Learning with Nature

August 16, 2019

Draw an X across the state of Colorado, and almost at the center of the X you will find Badger Creek Ranch. Similarly, look at a map of the Badger Creek Watershed and Badger Creek Ranch is right in the center, or at the heart of the watershed. Synchronicity? Maybe, or maybe it’s a reflection of our connection with this land.

It’s been a busy summer at Badger Creek! As a key member of the Badger Creek Watershed Partnership, we’ve been working collaboratively with other landowners including federal and state agencies, partnering with our local land trust, soil conservation district, community members, youth conservation corps, and more. This summer, Full Circle Alliance supported two events as part of this initiative: the annual Badger Creek Land Health Workshop (Aug. 16-17) and the Open Gate at Badger Creek Ranch (Sept. 29).

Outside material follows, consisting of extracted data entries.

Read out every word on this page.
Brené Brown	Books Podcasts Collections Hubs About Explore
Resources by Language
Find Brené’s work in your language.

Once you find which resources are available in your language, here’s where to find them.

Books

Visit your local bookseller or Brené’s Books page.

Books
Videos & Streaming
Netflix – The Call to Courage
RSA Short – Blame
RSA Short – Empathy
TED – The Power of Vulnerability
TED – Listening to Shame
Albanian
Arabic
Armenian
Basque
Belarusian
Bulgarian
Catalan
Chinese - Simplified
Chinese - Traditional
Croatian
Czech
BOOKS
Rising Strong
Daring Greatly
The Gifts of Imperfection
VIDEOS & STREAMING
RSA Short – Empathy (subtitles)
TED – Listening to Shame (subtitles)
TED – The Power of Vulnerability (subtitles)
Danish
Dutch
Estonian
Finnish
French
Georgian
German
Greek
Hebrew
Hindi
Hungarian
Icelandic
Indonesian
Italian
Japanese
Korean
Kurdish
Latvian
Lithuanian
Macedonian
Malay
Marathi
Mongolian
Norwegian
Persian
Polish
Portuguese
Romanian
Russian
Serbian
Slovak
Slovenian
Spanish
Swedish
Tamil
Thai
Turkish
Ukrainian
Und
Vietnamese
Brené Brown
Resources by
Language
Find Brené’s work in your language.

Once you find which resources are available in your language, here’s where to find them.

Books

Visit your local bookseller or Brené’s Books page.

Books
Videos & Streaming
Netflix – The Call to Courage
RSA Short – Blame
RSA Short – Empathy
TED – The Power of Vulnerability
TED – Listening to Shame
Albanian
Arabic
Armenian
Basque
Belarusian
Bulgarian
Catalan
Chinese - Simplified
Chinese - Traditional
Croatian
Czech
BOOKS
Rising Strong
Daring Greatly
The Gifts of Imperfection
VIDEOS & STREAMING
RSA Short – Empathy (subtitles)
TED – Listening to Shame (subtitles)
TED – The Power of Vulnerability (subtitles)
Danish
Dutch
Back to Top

Landowners, ranchers, and experts on land health and regenerative ranching gathered at Badger Creek Ranch in mid-August for a Land Health Workshop. Workshop instructors demonstrated and discussed practices that improve the health and prosperity of working lands in the Rocky Mountain West, including its landscapes, watersheds, and native species.

These types of regenerative agriculture workshops provide critical local opportunities for producers who are interested in changing agricultural practices due to the greater pressure that climate change exerts on agricultural operations, noted Ann Adams, executive director of Holistic Management International. At the same time, there is a growing demand for regeneratively-raised food that is creating new markets for agricultural producers who often struggle to make a profit in a commodity market.

“More consumers are purchasing food grown with regenerative practices,” Adams said. “A recent study found that more than 80 percent of Americans have organic food in their refrigerator. In addition, many of the environmental challenges we face—excess carbon in the atmosphere, desertification, and loss of wildlife habitat and biodiversity—can be mitigated with regenerative agricultural practices. For example, one study showed that cattle managed regeneratively increased soil carbon by 1,600 pounds per acre.”

The workshop offered an opportunity to learn about how the health of the Badger Creek watershed, which covers 211 square miles of the southwest portion of South Park, has a significant impact on downstream Front Range communities including Cañon City and Pueblo. More than a century ago, open range grazing and development of roads that started as wagon trails helped accelerate erosion that has caused a loss of cover vegetation and wetland and river habitat, lowered the water table, disrupted the protective sod layer, and encouraged the spread invasive species and weeds. In a normal year, 39,600 tons of sediment erodes into the creek.

Intense thunderstorms that normally occur once or twice a summer cause flooding that can cause a spike in runoff from the normal summertime flow of five cubic feet per second to more than 1,000 cubic feet per second. A record-setting flood in the summer of 1979 reached almost 10,000 cubic feet per second, sending a sediment plume into the Arkansas River that flowed downstream for more than 50 miles. That flow from Badger Creek was more than the Arkansas River’s typical flood stage of almost 7,000 cubic feet per second, and topped Salida’s record flood stage of 9,220 cubic feet per second.

Aaron Kauffman, of Southwest Urban Hydrology, worked with participants to build soil conservation and erosion control structures in the Badger Creek drainage that address common erosion features on a disturbed landscape. He demonstrated how similar erosion structures built last year at this location are helping to stabilize the soil.

Workshop participants learned how to read the landscape to better understand surface water flow and the process of erosion. They created local soil profiles to assess soil texture, infiltration rates, moisture retention, and runoff. Kauffmann noted how sustainable management of grazing practices, road development, channel flow, and fire can help reduce erosion and enhance the health of soils and rangeland soils and rangeland.

Workshop participants also analyzed the health of the vegetation and soils in the Badger Creek drainage with Kirk Gadzia, founder of Resource Management Services and Holistic Management® Certified Educator. He provided information about comprehensive grazing planning. Brief presentations were also made by the Bird Conservancy of the Rockies and the Colorado Section Society for Range Management.

The workshop was organized by the Quivira Coalition in partnership with Badger Creek Ranch, which is a Holistic Management International Learning Site, the Central Colorado Conservancy, National Grazing Lands Coalition, Colorado Section Society for Range Management, Upper Arkansas Conservation District, Rocky Mountain Farmers Union, and the Bird Conservancy of the Rockies.